やっぱすっきゃねん!VS-9
「トイレに行こうと思ってな」
父親は、気まずさをごまかす様に言葉を放つ。淳は「邪魔だったね」と言って、廊下の隅に避けた。
「すまんな」
淳の横を通り抜け、奥のトイレで用を足すと再び戻ってきた。
「そろそろ九時半になるぞ。いつまでやるんだ?」
父親が訊いた。彼なりに、息子の動向が気掛かりなのだ。
淳も、思いは解っている。
「もうちょっとしたら止めるよ」
「どうなんだ?明日は」
「さあね。勝負は時の運って言うし」
淳の言い草に父親は笑った。
「何が可笑しいんだよ?」
笑われたのが淳には気に入らない。思わず語気が強くなる。
だが、父親はしたり顔で言い返す。
「お前を見ていると“人事を尽くして天命を待つ”かと思ったがな」
そして、再び笑った。
淳は、見透かされているのが癪に障る。
「勝手に言ってろ……」
父親の存在を無視して、再びシャドウピッチングを始めた。
父親は、息子の一途に努力する姿をしばらく眺めていた。
時刻は九時半になろうとしていた。健司との楽しい酒宴も、後、一時間もすればお開きとなる。
「そう言えば、立花さんとは会ってるの?」
「いえ。最近はまったく……」
「寂しがってたよ。それに、新しいコーチも決まったそうだし」
一哉が佳代と修に話をしている最中、健司はようやく客間に姿を現した。
彼も、久しぶりの再会を楽しみにしており、お気に入りの焼酎を買いに出掛けていたのだ。
それから一時間半足らず。
ビールから始まった酒宴は、いつの間にか度数の高い焼酎へと移り変わり、今や最高潮を迎えていた。

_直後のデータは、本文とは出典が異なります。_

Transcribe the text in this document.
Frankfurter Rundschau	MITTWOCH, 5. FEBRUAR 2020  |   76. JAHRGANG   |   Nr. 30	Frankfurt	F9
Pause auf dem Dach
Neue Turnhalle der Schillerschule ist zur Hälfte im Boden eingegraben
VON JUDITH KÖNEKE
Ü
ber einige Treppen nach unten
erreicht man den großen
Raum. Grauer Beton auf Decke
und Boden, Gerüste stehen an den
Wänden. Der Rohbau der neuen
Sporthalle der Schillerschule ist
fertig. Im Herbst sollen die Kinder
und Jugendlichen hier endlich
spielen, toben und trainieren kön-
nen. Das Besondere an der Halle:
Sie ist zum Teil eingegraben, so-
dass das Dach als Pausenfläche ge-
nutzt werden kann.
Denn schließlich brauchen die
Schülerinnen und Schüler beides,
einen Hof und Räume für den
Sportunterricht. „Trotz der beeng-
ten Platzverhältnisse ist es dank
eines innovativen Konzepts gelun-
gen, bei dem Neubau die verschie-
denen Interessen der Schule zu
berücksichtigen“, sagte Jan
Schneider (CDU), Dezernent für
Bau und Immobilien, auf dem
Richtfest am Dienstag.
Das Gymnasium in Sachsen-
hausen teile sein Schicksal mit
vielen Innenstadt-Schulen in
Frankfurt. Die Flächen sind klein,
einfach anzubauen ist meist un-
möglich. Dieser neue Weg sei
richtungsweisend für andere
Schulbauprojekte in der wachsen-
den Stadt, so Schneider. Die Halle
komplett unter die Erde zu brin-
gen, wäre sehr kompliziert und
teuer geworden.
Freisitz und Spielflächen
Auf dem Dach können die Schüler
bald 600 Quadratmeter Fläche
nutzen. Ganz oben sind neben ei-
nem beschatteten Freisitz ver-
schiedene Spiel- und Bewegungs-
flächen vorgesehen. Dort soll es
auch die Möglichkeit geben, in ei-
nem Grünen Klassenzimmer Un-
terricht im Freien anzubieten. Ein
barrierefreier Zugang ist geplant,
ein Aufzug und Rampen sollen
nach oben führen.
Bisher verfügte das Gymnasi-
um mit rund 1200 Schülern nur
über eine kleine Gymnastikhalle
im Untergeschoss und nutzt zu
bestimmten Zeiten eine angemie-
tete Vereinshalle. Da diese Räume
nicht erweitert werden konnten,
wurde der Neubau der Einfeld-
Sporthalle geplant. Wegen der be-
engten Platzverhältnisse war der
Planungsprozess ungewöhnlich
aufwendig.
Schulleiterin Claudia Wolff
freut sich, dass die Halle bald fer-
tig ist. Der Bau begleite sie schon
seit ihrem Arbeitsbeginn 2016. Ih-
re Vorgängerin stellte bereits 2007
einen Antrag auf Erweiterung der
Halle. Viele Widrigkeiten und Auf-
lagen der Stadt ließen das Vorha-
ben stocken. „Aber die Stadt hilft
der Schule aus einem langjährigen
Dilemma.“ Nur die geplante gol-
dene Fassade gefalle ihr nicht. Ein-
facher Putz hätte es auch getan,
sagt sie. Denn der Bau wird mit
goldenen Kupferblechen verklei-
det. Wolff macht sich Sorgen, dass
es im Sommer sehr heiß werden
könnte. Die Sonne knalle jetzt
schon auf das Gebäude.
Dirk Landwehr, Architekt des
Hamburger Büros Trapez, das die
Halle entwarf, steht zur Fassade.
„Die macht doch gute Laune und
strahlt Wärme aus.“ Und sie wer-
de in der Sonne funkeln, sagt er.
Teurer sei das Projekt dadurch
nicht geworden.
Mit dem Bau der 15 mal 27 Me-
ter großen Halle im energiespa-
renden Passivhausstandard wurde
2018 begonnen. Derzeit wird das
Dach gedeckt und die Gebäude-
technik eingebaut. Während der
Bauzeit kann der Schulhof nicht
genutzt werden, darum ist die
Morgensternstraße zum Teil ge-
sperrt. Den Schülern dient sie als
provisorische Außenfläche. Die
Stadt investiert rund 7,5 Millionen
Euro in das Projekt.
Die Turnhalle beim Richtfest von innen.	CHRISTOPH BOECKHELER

加奈も、最初の一時間は客間に現れてはいたが、今はもう、男二人を放っておいて、明日の準備に余念がない。
「そうですか……大会後にでも行ってみますよ」
「ああッ!そうしてやって。立花さんも喜ぶよ」
健司の方はかなり酔いが回っていて、顔全体どころか首まで赤くなっている。一哉も、久々の楽しい酒に酔っていた。
一時的にだが、野球部の事は、頭の片隅へと追いやっていた。
「ところで藤野さん」
「何です」
健司が訊いた。完全に眼が据わっている。
「まだ、奥さんは貰わないの?」
あまりの、話題の変わり様に、一哉は飲みかけた焼酎を吹き出しそうになった。